Princeton Mayor Spencer Coyne is frustrated that the town is no longer able to post links from its website to social media, possibly as part of ongoing news-related changes at Facebook parent company Meta.

"Any link that goes back to our website has been flagged as a cyber security threat and they've removed them from any of the public Facebook groups," he added.

"We're looking at another way to get information out right now."

This means any links or information for council meetings, public hearings, bylaws, notices about water shut-offs, road closures, or evacuations can no longer be seen.

Meta blocked Canadian news on its social media sites in August in response to federal legislation — Bill C-18 — which requires some tech giants to pay for news content shared or repurposed on their platforms.

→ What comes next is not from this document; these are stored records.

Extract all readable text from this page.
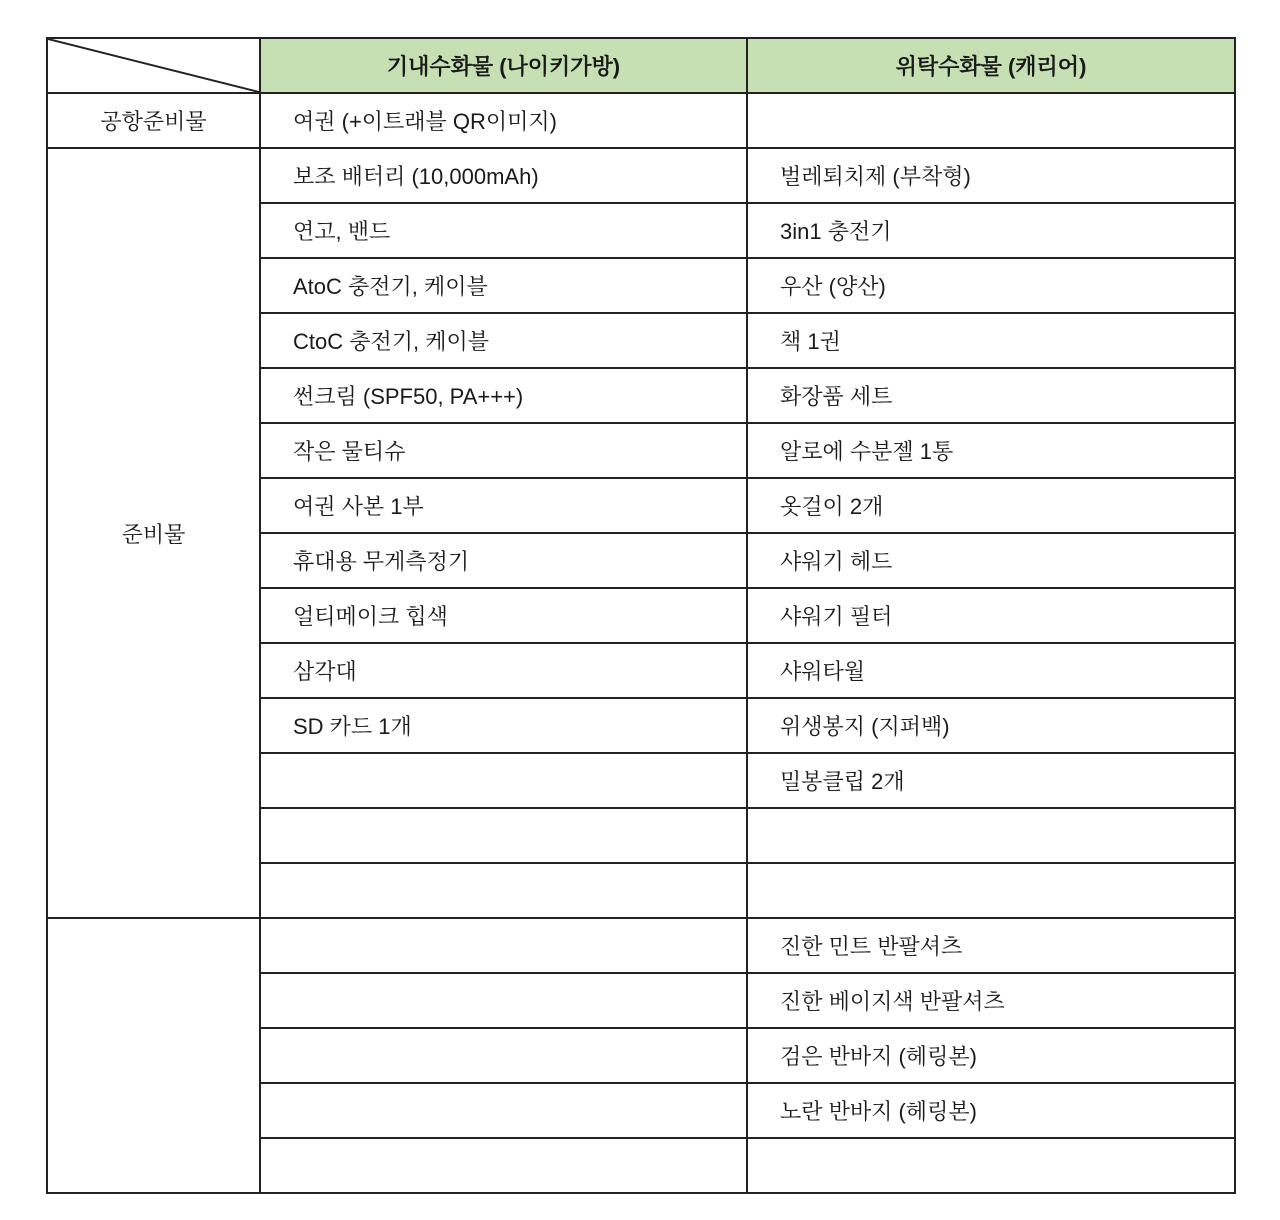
	기내수화물 (나이키가방)	위탁수화물 (캐리어)
공항준비물	여권 (+이트래블 QR이미지)	
준비물	보조 배터리 (10,000mAh)	벌레퇴치제 (부착형)
	연고, 밴드	3in1 충전기
	AtoC 충전기, 케이블	우산 (양산)
	CtoC 충전기, 케이블	책 1권
	썬크림 (SPF50, PA+++)	화장품 세트
	작은 물티슈	알로에 수분젤 1통
	여권 사본 1부	옷걸이 2개
	휴대용 무게측정기	샤워기 헤드
	얼티메이크 힙색	샤워기 필터
	삼각대	샤워타월
	SD 카드 1개	위생봉지 (지퍼백)
		밀봉클립 2개

		진한 민트 반팔셔츠
		진한 베이지색 반팔셔츠
		검은 반바지 (헤링본)
		노란 반바지 (헤링본)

Meta is Facebook's parent company and formerly bore the same name as the social media platform.

Coyne said he's not sure whether the ban is the reason for the block since it's been flagged as a cybersecurity issue, not as a news ban.

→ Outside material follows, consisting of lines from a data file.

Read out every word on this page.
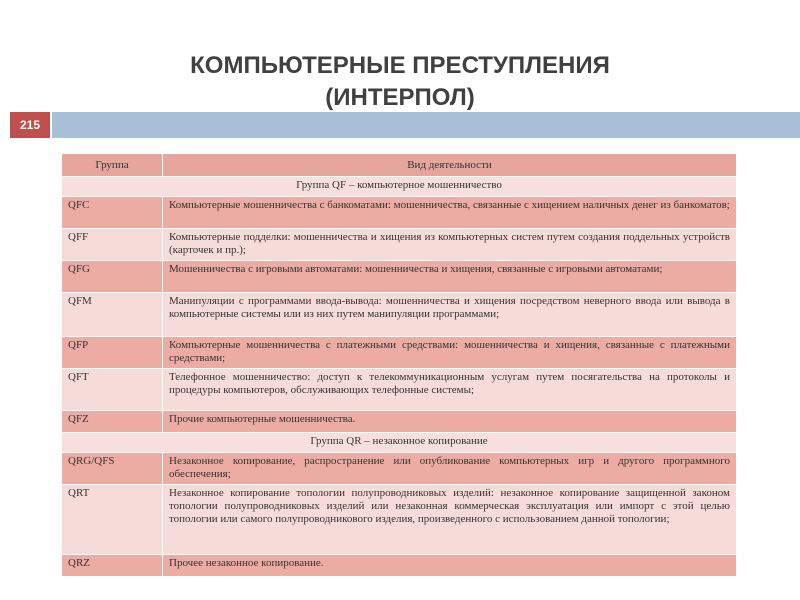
КОМПЬЮТЕРНЫЕ ПРЕСТУПЛЕНИЯ
(ИНТЕРПОЛ)
215
Группа	Вид деятельности
Группа QF – компьютерное мошенничество	
QFC	Компьютерные мошенничества с банкоматами: мошенничества, связанные с хищением наличных денег из банкоматов;
QFF	Компьютерные подделки: мошенничества и хищения из компьютерных систем путем создания поддельных устройств (карточек и пр.);
QFG	Мошенничества с игровыми автоматами: мошенничества и хищения, связанные с игровыми автоматами;
QFM	Манипуляции с программами ввода-вывода: мошенничества и хищения посредством неверного ввода или вывода в компьютерные системы или из них путем манипуляции программами;
QFP	Компьютерные мошенничества с платежными средствами: мошенничества и хищения, связанные с платежными средствами;
QFT	Телефонное мошенничество: доступ к телекоммуникационным услугам путем посягательства на протоколы и процедуры компьютеров, обслуживающих телефонные системы;
QFZ	Прочие компьютерные мошенничества.
Группа QR – незаконное копирование	
QRG/QFS	Незаконное копирование, распространение или опубликование компьютерных игр и другого программного обеспечения;
QRT	Незаконное копирование топологии полупроводниковых изделий: незаконное копирование защищенной законом топологии полупроводниковых изделий или незаконная коммерческая эксплуатация или импорт с этой целью топологии или самого полупроводникового изделия, произведенного с использованием данной топологии;
QRZ	Прочее незаконное копирование.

With 13,700 people in the largest local Princeton Facebook group, he said the best way to get town information out with the media ban in place was to post municipal links and information in there themselves. The town's own page has a fraction of the following and engagement local sites do.

While posts on the town's own social media page aren't removed, Coyne said social posts shared on others dating back as far as four years are now gone.

"We're trying to figure out what's our next step. Do we throw all our eggs into the Voyent Alert basket? Or do we ramp up trying to get subscriptions onto our website?" he added, referring to a commonly-used app for sending emergency and other alerts to citizens.

Coyne said appeals to have the decisions overturned been denied so far.

"People are really going to have to look for their news, or their information if they want to get it because our mediums to be able to connect with people are narrowing down quite rapidly."

With increased traffic coming through town due to the Highway 97 closure near Summerland, Coyne said he is also frustrated to have that option of information sharing limited.

"There's a lot of things going on around us that we need to stay aware of, and without being able to keep those things in the forefront, they just get lost," he added.

"Even today, one of the administrators of another group contacted me just to let me know that more of our stuff was removed today. So it's still happening and we don't know where it's going to end."

The concern is the lack of shareable websites could have serious impacts in an emergency.